![microsoft imate microsoft imate](http://2.bp.blogspot.com/-eD8FKTuD6l4/UvJoVI2Kd8I/AAAAAAAAAHQ/-7ACvjWNIw8/s1600/PRT.png)
![microsoft imate microsoft imate](http://3.bp.blogspot.com/-ZgDfWyIOGaA/UWBGBoD29PI/AAAAAAAACVA/f3O2dwlE8ig/s1600/PDA.jpeg)
When presented with an image containing novel objects, the AI system leverages the visual vocabulary to generate an accurate caption.
#MICROSOFT IMATE HOW TO#
In this stage of training, the model learns how to compose a sentence. The pre-trained model is then fine-tuned for captioning on the dataset of captioned images. “This visual vocabulary pre-training essentially is the education needed to train the system we are trying to educate this motor memory,” Huang said. The visual vocabulary pre-training approach, Huang explained, is similar to prepping children to read by first using a picture book that associates individual words with images, such as a picture of an apple with the word “apple” beneath it and a picture of a cat with the word “cat” beneath it. The approach imbued the model with what the team calls a visual vocabulary.
#MICROSOFT IMATE FULL#
To meet the challenge, the Microsoft team pre-trained a large AI model with a rich dataset of images paired with word tags, with each tag mapped to a specific object in an image.ĭatasets of images with word tags instead of full captions are more efficient to create, which allowed Wang’s team to feed lots of data into their model. “The nocaps challenge is really how are you able to describe those novel objects that you haven’t seen in your training data?” Wang said. Image captioning systems are typically trained with datasets that contain images paired with sentences that describe the images, essentially a dataset of captioned images. The benchmark evaluates AI systems on how well they generate captions for objects in images that are not in the dataset used to train them. Wang led the research team that achieved – and beat – human parity on the novel object captioning at scale, or nocaps, benchmark. “You really need to understand what is going on, you need to know the relationship between objects and actions and you need to summarize and describe it in a natural language sentence,” she said. Image captioning is a core challenge in the discipline of computer vision, one that requires an AI system to understand and describe the salient content, or action, in an image, explained Lijuan Wang, a principal research manager in Microsoft’s research lab in Redmond. “So, there are several apps that use image captioning as way to fill in alt text when it’s missing.” “Ideally, everyone would include alt text for all images in documents, on the web, in social media – as this enables people who are blind to access the content and participate in the conversation. The app uses image captioning to describe photos, including those from social media apps.

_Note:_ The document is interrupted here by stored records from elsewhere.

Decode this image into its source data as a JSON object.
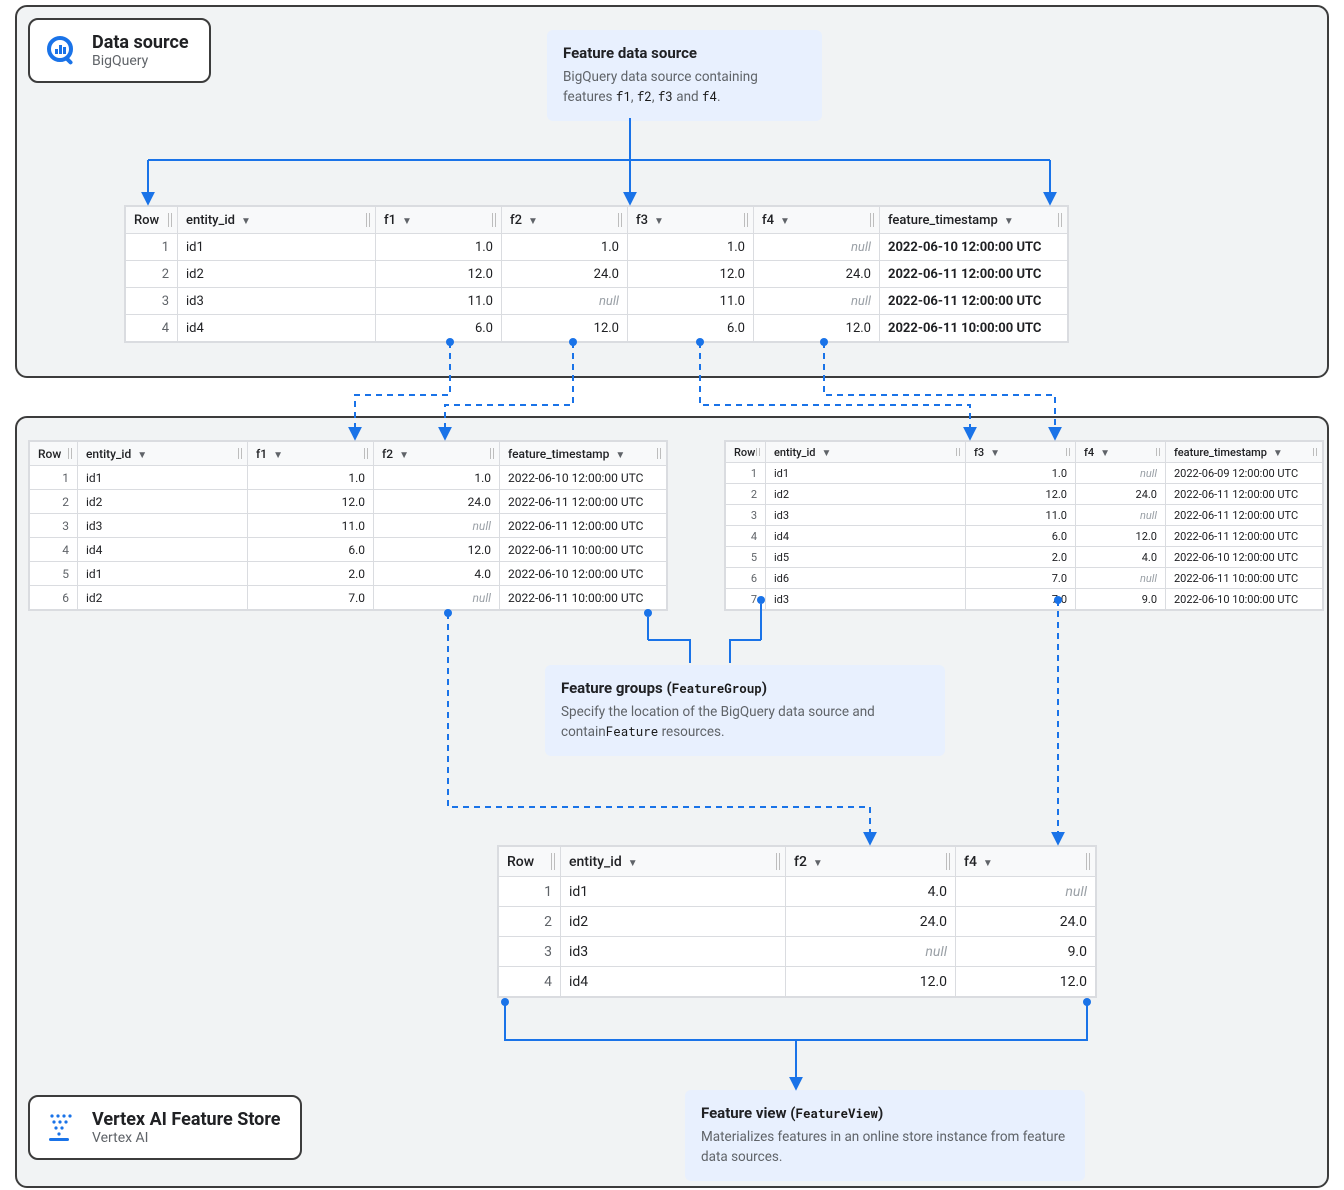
{
  "products": {
    "data_source": {
      "title": "Data source",
      "subtitle": "BigQuery"
    },
    "vertex": {
      "title": "Vertex AI Feature Store",
      "subtitle": "Vertex AI"
    }
  },
  "callouts": {
    "feature_data_source": {
      "title": "Feature data source",
      "body_prefix": "BigQuery data source containing features ",
      "codes": [
        "f1",
        "f2",
        "f3",
        "f4"
      ],
      "joiners": [
        ", ",
        ", ",
        " and "
      ],
      "suffix": "."
    },
    "feature_groups": {
      "title": "Feature groups (",
      "title_code": "FeatureGroup",
      "title_suffix": ")",
      "body_prefix": "Specify the location of the BigQuery data source and contain",
      "body_code": "Feature",
      "body_suffix": " resources."
    },
    "feature_view": {
      "title": "Feature view (",
      "title_code": "FeatureView",
      "title_suffix": ")",
      "body": "Materializes features in an online store instance from feature data sources."
    }
  },
  "tables": {
    "main": {
      "headers": [
        "Row",
        "entity_id",
        "f1",
        "f2",
        "f3",
        "f4",
        "feature_timestamp"
      ],
      "rows": [
        {
          "row": "1",
          "entity_id": "id1",
          "f1": "1.0",
          "f2": "1.0",
          "f3": "1.0",
          "f4": "null",
          "ts": "2022-06-10 12:00:00 UTC"
        },
        {
          "row": "2",
          "entity_id": "id2",
          "f1": "12.0",
          "f2": "24.0",
          "f3": "12.0",
          "f4": "24.0",
          "ts": "2022-06-11 12:00:00 UTC"
        },
        {
          "row": "3",
          "entity_id": "id3",
          "f1": "11.0",
          "f2": "null",
          "f3": "11.0",
          "f4": "null",
          "ts": "2022-06-11 12:00:00 UTC"
        },
        {
          "row": "4",
          "entity_id": "id4",
          "f1": "6.0",
          "f2": "12.0",
          "f3": "6.0",
          "f4": "12.0",
          "ts": "2022-06-11 10:00:00 UTC"
        }
      ]
    },
    "fg_left": {
      "headers": [
        "Row",
        "entity_id",
        "f1",
        "f2",
        "feature_timestamp"
      ],
      "rows": [
        {
          "row": "1",
          "entity_id": "id1",
          "c1": "1.0",
          "c2": "1.0",
          "ts": "2022-06-10 12:00:00 UTC"
        },
        {
          "row": "2",
          "entity_id": "id2",
          "c1": "12.0",
          "c2": "24.0",
          "ts": "2022-06-11 12:00:00 UTC"
        },
        {
          "row": "3",
          "entity_id": "id3",
          "c1": "11.0",
          "c2": "null",
          "ts": "2022-06-11 12:00:00 UTC"
        },
        {
          "row": "4",
          "entity_id": "id4",
          "c1": "6.0",
          "c2": "12.0",
          "ts": "2022-06-11 10:00:00 UTC"
        },
        {
          "row": "5",
          "entity_id": "id1",
          "c1": "2.0",
          "c2": "4.0",
          "ts": "2022-06-10 12:00:00 UTC"
        },
        {
          "row": "6",
          "entity_id": "id2",
          "c1": "7.0",
          "c2": "null",
          "ts": "2022-06-11 10:00:00 UTC"
        }
      ]
    },
    "fg_right": {
      "headers": [
        "Row",
        "entity_id",
        "f3",
        "f4",
        "feature_timestamp"
      ],
      "rows": [
        {
          "row": "1",
          "entity_id": "id1",
          "c1": "1.0",
          "c2": "null",
          "ts": "2022-06-09 12:00:00 UTC"
        },
        {
          "row": "2",
          "entity_id": "id2",
          "c1": "12.0",
          "c2": "24.0",
          "ts": "2022-06-11 12:00:00 UTC"
        },
        {
          "row": "3",
          "entity_id": "id3",
          "c1": "11.0",
          "c2": "null",
          "ts": "2022-06-11 12:00:00 UTC"
        },
        {
          "row": "4",
          "entity_id": "id4",
          "c1": "6.0",
          "c2": "12.0",
          "ts": "2022-06-11 12:00:00 UTC"
        },
        {
          "row": "5",
          "entity_id": "id5",
          "c1": "2.0",
          "c2": "4.0",
          "ts": "2022-06-10 12:00:00 UTC"
        },
        {
          "row": "6",
          "entity_id": "id6",
          "c1": "7.0",
          "c2": "null",
          "ts": "2022-06-11 10:00:00 UTC"
        },
        {
          "row": "7",
          "entity_id": "id3",
          "c1": "7.0",
          "c2": "9.0",
          "ts": "2022-06-10 10:00:00 UTC"
        }
      ]
    },
    "feature_view": {
      "headers": [
        "Row",
        "entity_id",
        "f2",
        "f4"
      ],
      "rows": [
        {
          "row": "1",
          "entity_id": "id1",
          "c1": "4.0",
          "c2": "null"
        },
        {
          "row": "2",
          "entity_id": "id2",
          "c1": "24.0",
          "c2": "24.0"
        },
        {
          "row": "3",
          "entity_id": "id3",
          "c1": "null",
          "c2": "9.0"
        },
        {
          "row": "4",
          "entity_id": "id4",
          "c1": "12.0",
          "c2": "12.0"
        }
      ]
    }
  }
}
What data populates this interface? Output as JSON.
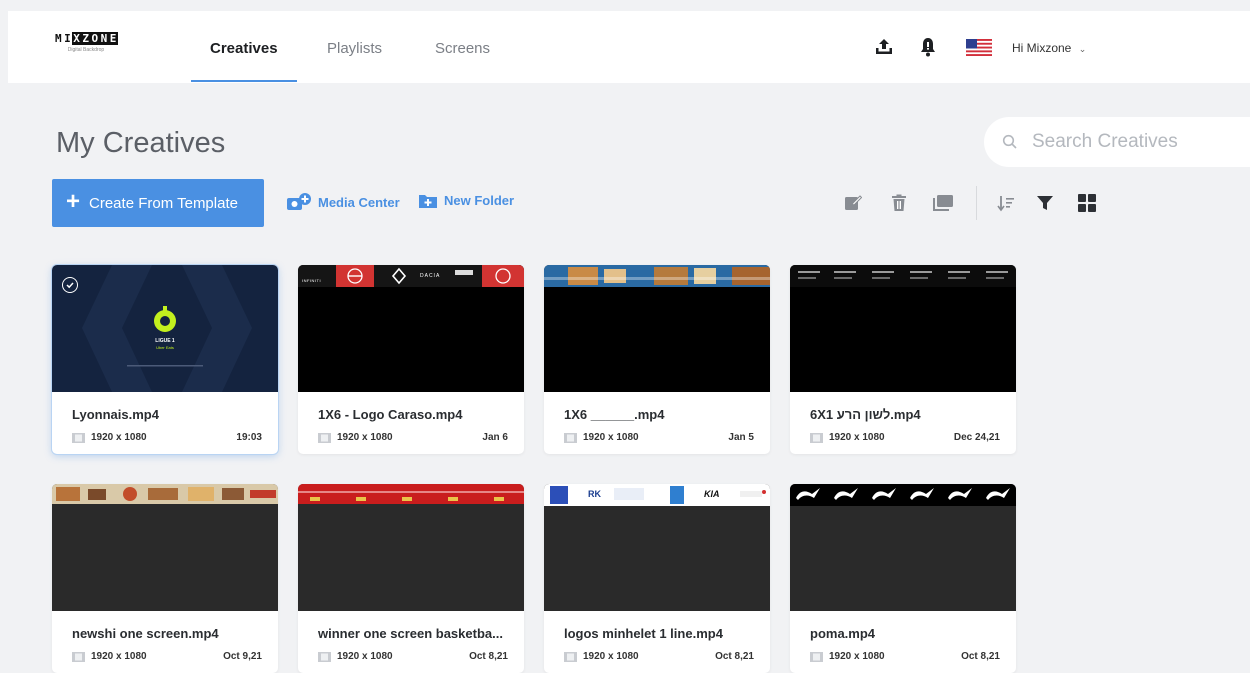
{
  "app": {
    "logo_word": [
      "M",
      "I",
      "X",
      "Z",
      "O",
      "N",
      "E"
    ],
    "logo_sub": "Digital Backdrop"
  },
  "nav": {
    "tabs": [
      {
        "label": "Creatives",
        "active": true
      },
      {
        "label": "Playlists",
        "active": false
      },
      {
        "label": "Screens",
        "active": false
      }
    ],
    "user_greeting": "Hi Mixzone",
    "icons": [
      "upload-icon",
      "bell-icon",
      "us-flag-icon",
      "chevron-down-icon"
    ]
  },
  "page": {
    "title": "My Creatives",
    "search_placeholder": "Search Creatives",
    "create_label": "Create From Template",
    "media_center_label": "Media Center",
    "new_folder_label": "New Folder",
    "toolbar_icons": [
      "edit-icon",
      "trash-icon",
      "duplicate-icon",
      "sort-icon",
      "filter-icon",
      "grid-view-icon"
    ]
  },
  "colors": {
    "accent": "#4a90e2",
    "background": "#f1f2f4",
    "card": "#ffffff"
  },
  "creatives": [
    {
      "name": "Lyonnais.mp4",
      "resolution": "1920 x 1080",
      "date": "19:03",
      "selected": true,
      "thumb": "ligue1",
      "thumb_text": [
        "LIGUE 1",
        "Uber Eats"
      ]
    },
    {
      "name": "1X6 - Logo Caraso.mp4",
      "resolution": "1920 x 1080",
      "date": "Jan 6",
      "selected": false,
      "thumb": "logos-red",
      "thumb_text": [
        "INFINITI",
        "DACIA"
      ]
    },
    {
      "name": "1X6 ______.mp4",
      "resolution": "1920 x 1080",
      "date": "Jan 5",
      "selected": false,
      "thumb": "food-banner",
      "thumb_text": []
    },
    {
      "name": "6X1 לשון הרע.mp4",
      "resolution": "1920 x 1080",
      "date": "Dec 24,21",
      "selected": false,
      "thumb": "dark-text",
      "thumb_text": []
    },
    {
      "name": "newshi one screen.mp4",
      "resolution": "1920 x 1080",
      "date": "Oct 9,21",
      "selected": false,
      "thumb": "food-strip",
      "thumb_text": []
    },
    {
      "name": "winner one screen basketba...",
      "resolution": "1920 x 1080",
      "date": "Oct 8,21",
      "selected": false,
      "thumb": "red-strip",
      "thumb_text": []
    },
    {
      "name": "logos minhelet 1 line.mp4",
      "resolution": "1920 x 1080",
      "date": "Oct 8,21",
      "selected": false,
      "thumb": "logo-strip",
      "thumb_text": [
        "RK",
        "KIA"
      ]
    },
    {
      "name": "poma.mp4",
      "resolution": "1920 x 1080",
      "date": "Oct 8,21",
      "selected": false,
      "thumb": "puma-strip",
      "thumb_text": []
    }
  ]
}
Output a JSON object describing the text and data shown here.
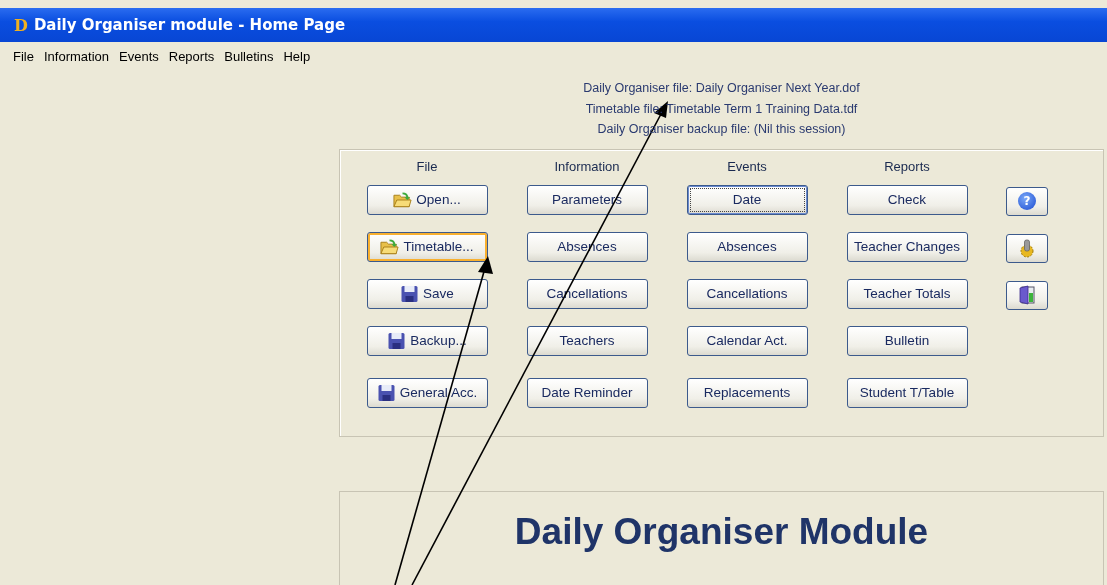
{
  "window": {
    "logo": "D",
    "title": "Daily Organiser module - Home Page"
  },
  "menu": [
    "File",
    "Information",
    "Events",
    "Reports",
    "Bulletins",
    "Help"
  ],
  "info_lines": [
    "Daily Organiser file: Daily Organiser Next Year.dof",
    "Timetable file: Timetable Term 1 Training Data.tdf",
    "Daily Organiser backup file: (Nil this session)"
  ],
  "columns": [
    {
      "header": "File",
      "buttons": [
        {
          "label": "Open...",
          "highlighted": false,
          "focused": false
        },
        {
          "label": "Timetable...",
          "highlighted": true,
          "focused": false
        },
        {
          "label": "Save",
          "highlighted": false,
          "focused": false
        },
        {
          "label": "Backup...",
          "highlighted": false,
          "focused": false
        },
        {
          "label": "General Acc.",
          "highlighted": false,
          "focused": false
        }
      ]
    },
    {
      "header": "Information",
      "buttons": [
        {
          "label": "Parameters",
          "highlighted": false,
          "focused": false
        },
        {
          "label": "Absences",
          "highlighted": false,
          "focused": false
        },
        {
          "label": "Cancellations",
          "highlighted": false,
          "focused": false
        },
        {
          "label": "Teachers",
          "highlighted": false,
          "focused": false
        },
        {
          "label": "Date Reminder",
          "highlighted": false,
          "focused": false
        }
      ]
    },
    {
      "header": "Events",
      "buttons": [
        {
          "label": "Date",
          "highlighted": false,
          "focused": true
        },
        {
          "label": "Absences",
          "highlighted": false,
          "focused": false
        },
        {
          "label": "Cancellations",
          "highlighted": false,
          "focused": false
        },
        {
          "label": "Calendar Act.",
          "highlighted": false,
          "focused": false
        },
        {
          "label": "Replacements",
          "highlighted": false,
          "focused": false
        }
      ]
    },
    {
      "header": "Reports",
      "buttons": [
        {
          "label": "Check",
          "highlighted": false,
          "focused": false
        },
        {
          "label": "Teacher Changes",
          "highlighted": false,
          "focused": false
        },
        {
          "label": "Teacher Totals",
          "highlighted": false,
          "focused": false
        },
        {
          "label": "Bulletin",
          "highlighted": false,
          "focused": false
        },
        {
          "label": "Student T/Table",
          "highlighted": false,
          "focused": false
        }
      ]
    }
  ],
  "tool_buttons": [
    {
      "kind": "help",
      "glyph": "?"
    },
    {
      "kind": "settings"
    },
    {
      "kind": "exit"
    }
  ],
  "banner": {
    "title": "Daily Organiser Module"
  }
}
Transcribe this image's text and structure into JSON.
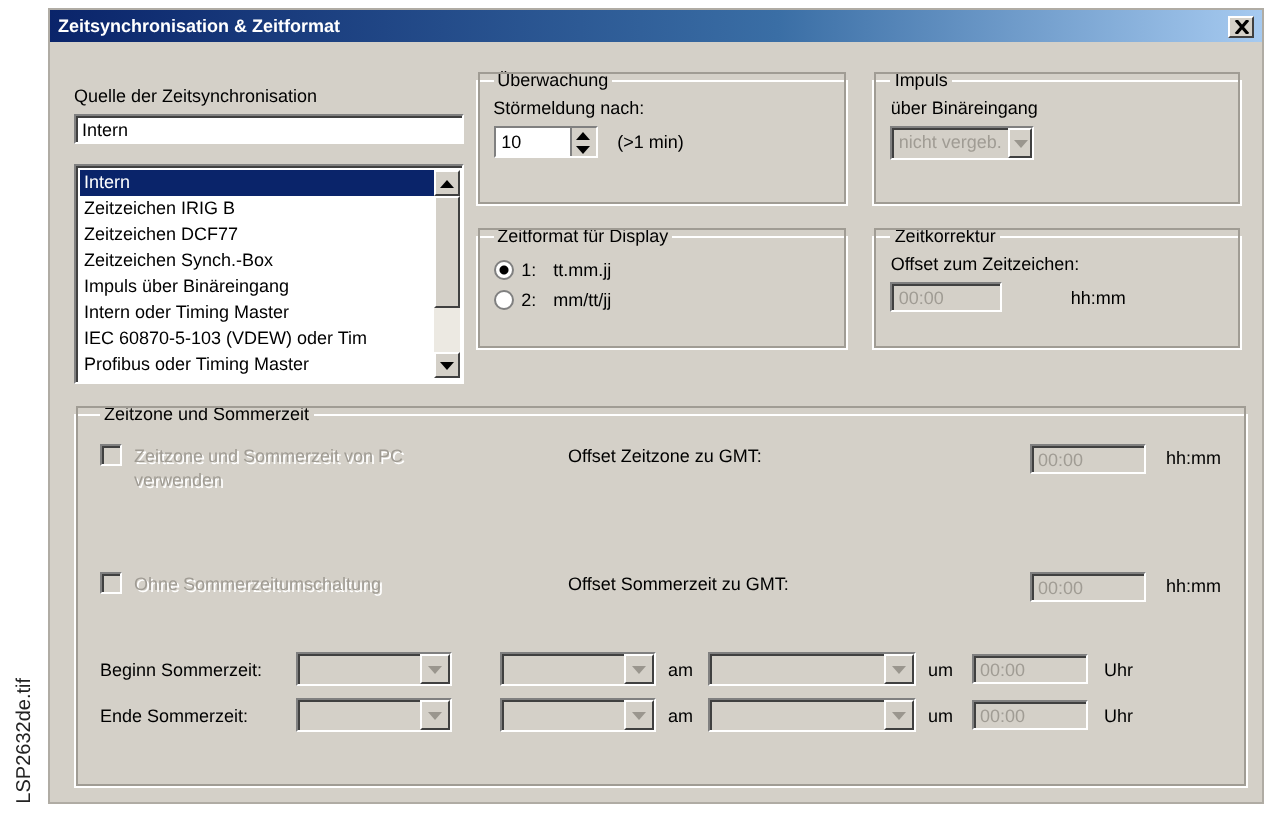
{
  "figure_label": "LSP2632de.tif",
  "window": {
    "title": "Zeitsynchronisation & Zeitformat"
  },
  "source": {
    "label": "Quelle der Zeitsynchronisation",
    "value": "Intern",
    "items": [
      {
        "label": "Intern",
        "selected": true
      },
      {
        "label": "Zeitzeichen IRIG B",
        "selected": false
      },
      {
        "label": "Zeitzeichen DCF77",
        "selected": false
      },
      {
        "label": "Zeitzeichen Synch.-Box",
        "selected": false
      },
      {
        "label": "Impuls über Binäreingang",
        "selected": false
      },
      {
        "label": "Intern oder Timing Master",
        "selected": false
      },
      {
        "label": "IEC 60870-5-103 (VDEW) oder Tim",
        "selected": false
      },
      {
        "label": "Profibus oder Timing Master",
        "selected": false
      }
    ]
  },
  "monitoring": {
    "title": "Überwachung",
    "label": "Störmeldung nach:",
    "value": "10",
    "unit": "(>1 min)"
  },
  "impulse": {
    "title": "Impuls",
    "label": "über Binäreingang",
    "value": "nicht vergeb.",
    "disabled": true
  },
  "display_format": {
    "title": "Zeitformat für Display",
    "options": [
      {
        "number": "1:",
        "label": "tt.mm.jj",
        "selected": true
      },
      {
        "number": "2:",
        "label": "mm/tt/jj",
        "selected": false
      }
    ]
  },
  "time_correction": {
    "title": "Zeitkorrektur",
    "label": "Offset zum Zeitzeichen:",
    "value": "00:00",
    "unit": "hh:mm",
    "disabled": true
  },
  "timezone": {
    "title": "Zeitzone und Sommerzeit",
    "offset_rows": [
      {
        "checkbox": "Zeitzone und Sommerzeit von PC verwenden",
        "checked": false,
        "disabled": true,
        "offset_label": "Offset Zeitzone zu GMT:",
        "value": "00:00",
        "unit": "hh:mm"
      },
      {
        "checkbox": "Ohne Sommerzeitumschaltung",
        "checked": false,
        "disabled": true,
        "offset_label": "Offset Sommerzeit zu GMT:",
        "value": "00:00",
        "unit": "hh:mm"
      }
    ],
    "dst_rows": [
      {
        "label": "Beginn Sommerzeit:",
        "word_1": "am",
        "word_2": "um",
        "value": "00:00",
        "unit": "Uhr",
        "disabled": true
      },
      {
        "label": "Ende Sommerzeit:",
        "word_1": "am",
        "word_2": "um",
        "value": "00:00",
        "unit": "Uhr",
        "disabled": true
      }
    ]
  }
}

#MICROSOFT IMATE SOFTWARE#
The use of image captioning to generate a photo description, known as alt text, in a web page or document is especially important for people who are blind or have low vision, noted Saqib Shaikh, a software engineering manager with Microsoft’s AI platform group in Redmond.įor example, his team is using the improved image captioning capability in the Seeing AI talking camera app for people who are blind or have low vision. A research breakthrough like this one can improve those results, although it doesn’t mean the system will return perfect results each time.
#MICROSOFT IMATE MAC#
It also is being incorporated into Seeing AI and will start rolling out later this year in Microsoft Word and Outlook, for Windows and Mac, and PowerPoint for Windows, Mac and web.Īutomatic image captioning helps all users access the important content in any image, from a photo returned as a search result to an image included in a presentation. The new model is now available to customers via the Azure Cognitive Services Computer Vision offering, which is part of Azure AI, enabling developers to use this capability to improve accessibility in their own services. “Image captioning is one of the core computer vision capabilities that can enable a broad range of services,” said Xuedong Huang, a Microsoft technical fellow and the chief technology officer of Azure AI Cognitive Services in Redmond, Washington. The breakthrough in a benchmark challenge is a milestone in Microsoft’s push to make its products and services inclusive and accessible to all users. Microsoft researchers have built an artificial intelligence system that can generate captions for images that are, in many cases, more accurate than the descriptions people write.